Как его перевезти? Оформление документов? Организовать перевозку лежачего больного?
Я совершенно не представляла, с чего начать. Голова была абсолютно пуста, забитая одной лишь фразой: «Он знает».
Но я заставила себя подняться. Ноги были ватными. Я спрятала дрожащие руки в карманы куртки и, не глядя в ту сторону, где он стоял, направилась к стойке регистратуры. Нужно было делать хоть что-то. Действие. Любое действие.
– Подскажите, пожалуйста, какой порядок перевозки пациента в другой город? Что нужно...
Я не успела договорить. Чья-то сильная рука взяла меня за локоть и мягко, но уверенно оттянула в сторону от стойки. Я вздрогнула и обернулась. Денис. Его лицо было каменной маской. И он не смотрел мне в глаза.
– О перевозке Матвея я договорился, – произнёс он ровным, лишённым всяких интонаций голосом. Деловым.
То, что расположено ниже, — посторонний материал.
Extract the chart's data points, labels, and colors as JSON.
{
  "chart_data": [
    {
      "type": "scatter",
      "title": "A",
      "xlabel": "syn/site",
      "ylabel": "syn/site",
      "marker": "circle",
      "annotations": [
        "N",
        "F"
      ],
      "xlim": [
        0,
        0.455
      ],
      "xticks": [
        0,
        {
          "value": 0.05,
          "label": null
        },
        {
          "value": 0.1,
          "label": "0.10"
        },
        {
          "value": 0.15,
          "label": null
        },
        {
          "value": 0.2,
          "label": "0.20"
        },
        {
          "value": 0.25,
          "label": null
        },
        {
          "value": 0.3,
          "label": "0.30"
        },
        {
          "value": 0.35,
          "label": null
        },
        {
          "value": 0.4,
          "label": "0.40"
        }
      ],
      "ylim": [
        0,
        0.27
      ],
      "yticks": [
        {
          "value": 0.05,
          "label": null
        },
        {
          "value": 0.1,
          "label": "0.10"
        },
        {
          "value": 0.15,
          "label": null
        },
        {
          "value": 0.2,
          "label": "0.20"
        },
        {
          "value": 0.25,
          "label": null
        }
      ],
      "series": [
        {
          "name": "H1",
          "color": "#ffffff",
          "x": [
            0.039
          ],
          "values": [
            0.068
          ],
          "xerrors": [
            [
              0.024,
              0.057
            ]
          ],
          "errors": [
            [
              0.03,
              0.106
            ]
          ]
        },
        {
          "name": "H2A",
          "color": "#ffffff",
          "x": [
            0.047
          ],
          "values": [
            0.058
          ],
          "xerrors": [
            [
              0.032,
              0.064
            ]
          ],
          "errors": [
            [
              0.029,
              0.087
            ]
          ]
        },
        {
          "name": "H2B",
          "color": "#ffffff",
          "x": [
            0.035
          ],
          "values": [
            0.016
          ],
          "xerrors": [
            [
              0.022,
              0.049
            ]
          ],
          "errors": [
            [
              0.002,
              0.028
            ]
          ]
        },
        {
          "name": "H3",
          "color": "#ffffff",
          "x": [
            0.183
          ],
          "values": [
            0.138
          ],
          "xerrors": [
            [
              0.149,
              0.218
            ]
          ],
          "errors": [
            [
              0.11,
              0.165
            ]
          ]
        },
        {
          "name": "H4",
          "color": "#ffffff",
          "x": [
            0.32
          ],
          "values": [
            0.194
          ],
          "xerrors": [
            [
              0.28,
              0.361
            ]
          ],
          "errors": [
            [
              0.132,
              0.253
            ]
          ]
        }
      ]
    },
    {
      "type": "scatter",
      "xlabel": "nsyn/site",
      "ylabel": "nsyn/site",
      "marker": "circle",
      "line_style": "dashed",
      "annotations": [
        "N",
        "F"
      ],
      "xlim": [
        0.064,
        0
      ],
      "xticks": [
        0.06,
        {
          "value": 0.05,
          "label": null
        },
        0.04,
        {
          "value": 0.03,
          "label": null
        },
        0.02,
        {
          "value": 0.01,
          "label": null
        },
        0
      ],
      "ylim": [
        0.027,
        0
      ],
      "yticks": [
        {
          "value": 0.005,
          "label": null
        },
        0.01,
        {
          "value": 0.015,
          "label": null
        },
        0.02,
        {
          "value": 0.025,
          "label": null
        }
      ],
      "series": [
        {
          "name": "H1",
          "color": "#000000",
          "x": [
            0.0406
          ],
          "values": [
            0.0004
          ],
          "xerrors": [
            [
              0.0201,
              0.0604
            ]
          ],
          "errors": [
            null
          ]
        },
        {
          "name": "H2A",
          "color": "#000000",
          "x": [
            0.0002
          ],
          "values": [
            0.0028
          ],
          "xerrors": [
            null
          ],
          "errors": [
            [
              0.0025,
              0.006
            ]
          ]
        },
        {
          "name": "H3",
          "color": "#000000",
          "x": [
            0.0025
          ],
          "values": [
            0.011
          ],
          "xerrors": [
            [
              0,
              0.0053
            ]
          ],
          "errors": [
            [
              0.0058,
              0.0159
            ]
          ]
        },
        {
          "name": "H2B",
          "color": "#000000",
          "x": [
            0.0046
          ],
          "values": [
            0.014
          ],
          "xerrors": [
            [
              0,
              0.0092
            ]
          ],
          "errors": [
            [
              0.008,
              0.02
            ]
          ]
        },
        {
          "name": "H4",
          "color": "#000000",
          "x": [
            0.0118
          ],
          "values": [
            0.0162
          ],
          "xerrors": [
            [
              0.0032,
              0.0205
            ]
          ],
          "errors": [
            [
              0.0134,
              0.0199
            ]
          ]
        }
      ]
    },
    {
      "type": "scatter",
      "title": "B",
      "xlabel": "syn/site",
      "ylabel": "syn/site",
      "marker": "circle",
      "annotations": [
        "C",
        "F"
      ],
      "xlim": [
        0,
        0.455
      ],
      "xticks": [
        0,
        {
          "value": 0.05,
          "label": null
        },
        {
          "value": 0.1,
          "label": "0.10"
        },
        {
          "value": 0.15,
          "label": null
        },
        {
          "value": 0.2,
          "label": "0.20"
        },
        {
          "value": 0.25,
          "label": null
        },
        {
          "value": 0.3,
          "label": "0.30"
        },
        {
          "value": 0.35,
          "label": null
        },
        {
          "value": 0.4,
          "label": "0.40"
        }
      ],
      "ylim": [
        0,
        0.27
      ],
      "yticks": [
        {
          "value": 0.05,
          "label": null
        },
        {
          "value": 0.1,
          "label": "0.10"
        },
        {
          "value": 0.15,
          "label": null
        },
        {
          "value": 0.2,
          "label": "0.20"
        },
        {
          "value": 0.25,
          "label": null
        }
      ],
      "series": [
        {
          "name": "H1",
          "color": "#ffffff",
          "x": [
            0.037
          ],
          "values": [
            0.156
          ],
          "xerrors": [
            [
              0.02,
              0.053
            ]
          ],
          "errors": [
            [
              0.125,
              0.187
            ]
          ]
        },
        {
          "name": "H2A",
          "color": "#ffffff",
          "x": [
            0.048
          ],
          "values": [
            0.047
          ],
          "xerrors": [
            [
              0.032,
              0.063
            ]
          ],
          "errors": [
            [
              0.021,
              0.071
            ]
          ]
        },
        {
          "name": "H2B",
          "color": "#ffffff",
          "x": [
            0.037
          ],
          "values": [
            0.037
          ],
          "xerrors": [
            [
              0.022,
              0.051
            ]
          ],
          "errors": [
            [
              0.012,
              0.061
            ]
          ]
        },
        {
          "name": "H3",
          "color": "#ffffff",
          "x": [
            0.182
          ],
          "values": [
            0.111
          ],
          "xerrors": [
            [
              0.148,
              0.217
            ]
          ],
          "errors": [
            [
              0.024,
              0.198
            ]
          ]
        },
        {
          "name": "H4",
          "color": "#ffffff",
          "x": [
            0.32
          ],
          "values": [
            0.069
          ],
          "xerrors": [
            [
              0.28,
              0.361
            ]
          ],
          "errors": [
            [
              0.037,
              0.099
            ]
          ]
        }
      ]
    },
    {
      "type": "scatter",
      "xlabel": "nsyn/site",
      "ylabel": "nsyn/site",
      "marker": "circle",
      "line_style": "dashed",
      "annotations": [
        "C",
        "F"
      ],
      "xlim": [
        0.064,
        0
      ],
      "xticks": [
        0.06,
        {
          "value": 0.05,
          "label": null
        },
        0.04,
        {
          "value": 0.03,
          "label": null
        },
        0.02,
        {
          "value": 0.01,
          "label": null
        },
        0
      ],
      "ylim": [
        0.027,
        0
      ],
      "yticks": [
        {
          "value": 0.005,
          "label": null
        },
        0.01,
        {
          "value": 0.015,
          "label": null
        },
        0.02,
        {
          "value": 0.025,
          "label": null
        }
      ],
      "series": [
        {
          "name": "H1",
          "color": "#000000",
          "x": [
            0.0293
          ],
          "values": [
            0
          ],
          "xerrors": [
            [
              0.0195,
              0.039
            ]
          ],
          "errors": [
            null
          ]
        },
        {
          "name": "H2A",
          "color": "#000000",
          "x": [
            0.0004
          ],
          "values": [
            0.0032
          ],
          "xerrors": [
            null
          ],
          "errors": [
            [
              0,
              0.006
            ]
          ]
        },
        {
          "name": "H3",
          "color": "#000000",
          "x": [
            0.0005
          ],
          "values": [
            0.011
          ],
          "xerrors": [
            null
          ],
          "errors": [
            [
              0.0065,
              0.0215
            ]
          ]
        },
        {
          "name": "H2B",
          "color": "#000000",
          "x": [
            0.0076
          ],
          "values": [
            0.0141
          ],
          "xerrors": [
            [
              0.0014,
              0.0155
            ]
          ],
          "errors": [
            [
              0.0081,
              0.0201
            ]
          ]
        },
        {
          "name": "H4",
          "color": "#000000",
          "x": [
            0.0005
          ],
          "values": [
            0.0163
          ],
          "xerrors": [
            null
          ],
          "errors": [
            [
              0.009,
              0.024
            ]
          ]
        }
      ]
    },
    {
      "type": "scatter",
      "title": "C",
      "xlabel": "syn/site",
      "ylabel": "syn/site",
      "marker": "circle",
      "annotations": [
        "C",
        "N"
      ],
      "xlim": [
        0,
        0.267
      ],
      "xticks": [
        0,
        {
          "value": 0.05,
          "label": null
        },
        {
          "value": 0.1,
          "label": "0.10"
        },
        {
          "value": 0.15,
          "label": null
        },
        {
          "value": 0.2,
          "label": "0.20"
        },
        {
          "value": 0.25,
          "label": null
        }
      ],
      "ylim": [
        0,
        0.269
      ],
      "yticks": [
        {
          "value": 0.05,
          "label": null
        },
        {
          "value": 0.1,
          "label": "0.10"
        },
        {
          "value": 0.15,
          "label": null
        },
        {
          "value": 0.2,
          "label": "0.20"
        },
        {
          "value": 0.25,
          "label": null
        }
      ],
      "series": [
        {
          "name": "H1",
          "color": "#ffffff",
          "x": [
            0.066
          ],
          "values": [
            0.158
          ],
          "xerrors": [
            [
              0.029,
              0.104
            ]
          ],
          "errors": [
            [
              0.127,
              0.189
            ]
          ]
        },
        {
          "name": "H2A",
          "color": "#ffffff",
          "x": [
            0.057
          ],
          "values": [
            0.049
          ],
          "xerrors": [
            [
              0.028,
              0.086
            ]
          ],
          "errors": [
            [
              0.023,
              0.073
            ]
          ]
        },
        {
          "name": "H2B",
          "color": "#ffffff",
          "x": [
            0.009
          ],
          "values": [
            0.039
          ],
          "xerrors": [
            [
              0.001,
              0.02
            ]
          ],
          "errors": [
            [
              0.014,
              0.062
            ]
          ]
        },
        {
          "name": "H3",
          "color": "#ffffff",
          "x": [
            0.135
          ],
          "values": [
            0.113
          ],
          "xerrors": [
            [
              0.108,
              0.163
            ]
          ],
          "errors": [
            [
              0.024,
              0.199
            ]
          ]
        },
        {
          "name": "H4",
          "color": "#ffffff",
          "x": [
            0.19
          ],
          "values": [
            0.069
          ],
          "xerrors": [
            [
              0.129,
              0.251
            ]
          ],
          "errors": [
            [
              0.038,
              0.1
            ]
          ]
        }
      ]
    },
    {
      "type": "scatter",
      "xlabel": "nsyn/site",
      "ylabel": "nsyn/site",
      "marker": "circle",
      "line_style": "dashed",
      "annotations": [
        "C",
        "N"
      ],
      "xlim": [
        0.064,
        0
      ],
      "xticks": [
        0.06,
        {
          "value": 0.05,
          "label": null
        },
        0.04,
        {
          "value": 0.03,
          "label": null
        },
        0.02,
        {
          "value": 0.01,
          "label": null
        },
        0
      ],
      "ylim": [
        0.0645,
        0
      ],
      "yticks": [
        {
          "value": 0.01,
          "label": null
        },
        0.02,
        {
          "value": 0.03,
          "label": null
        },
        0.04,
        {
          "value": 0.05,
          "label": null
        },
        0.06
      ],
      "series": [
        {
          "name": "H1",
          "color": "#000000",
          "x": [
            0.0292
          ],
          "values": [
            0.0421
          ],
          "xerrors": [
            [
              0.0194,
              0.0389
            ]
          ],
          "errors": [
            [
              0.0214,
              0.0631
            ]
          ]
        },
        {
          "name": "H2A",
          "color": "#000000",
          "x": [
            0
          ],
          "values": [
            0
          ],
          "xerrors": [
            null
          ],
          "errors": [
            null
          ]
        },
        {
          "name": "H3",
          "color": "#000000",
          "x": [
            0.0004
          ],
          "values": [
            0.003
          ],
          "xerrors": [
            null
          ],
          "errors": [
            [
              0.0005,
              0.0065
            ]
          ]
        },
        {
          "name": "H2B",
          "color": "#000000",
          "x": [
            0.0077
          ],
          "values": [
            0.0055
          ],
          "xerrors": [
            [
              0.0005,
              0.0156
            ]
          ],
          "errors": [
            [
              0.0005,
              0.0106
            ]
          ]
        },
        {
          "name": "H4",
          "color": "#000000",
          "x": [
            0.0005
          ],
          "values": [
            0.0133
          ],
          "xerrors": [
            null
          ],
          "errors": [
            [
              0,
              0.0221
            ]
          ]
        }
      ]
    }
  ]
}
Чиновничьим. – Завтра его перевезут в центральную больницу в Омске. Всё организовано.
Я только стояла, бессмысленно глядя на него и открыв рот. В моей голове, которая только что лихорадочно строила планы, образовалась пустота. Всё. Уже. Решено. Без меня.
Он продолжил, так же монотонно, словно зачитывал доклад. – А сейчас едем домой. Я так понимаю, сиделка и с дочкой сидит, и с матерью. – Он на секунду перевёл на меня взгляд, и в его глазах мелькнула ледяная пустота. – Или про мать ты тоже наврала?
От этих слов меня будто ошпарило. Я резко покачала головой, чувствуя, как слёзы от обиды снова подступают к глазам. – Нет, – прошептала я. – Не врала.
Он отвёл взгляд, его взгляд скользнул по стене. – Ну хоть что-то, – бросил он и развернулся, и направился к выходу.
Он сделал несколько шагов, обернулся: – Ты едешь или остаёшься?
Я отмерла. Пришлось. И не говоря ни слова, последовала за ним.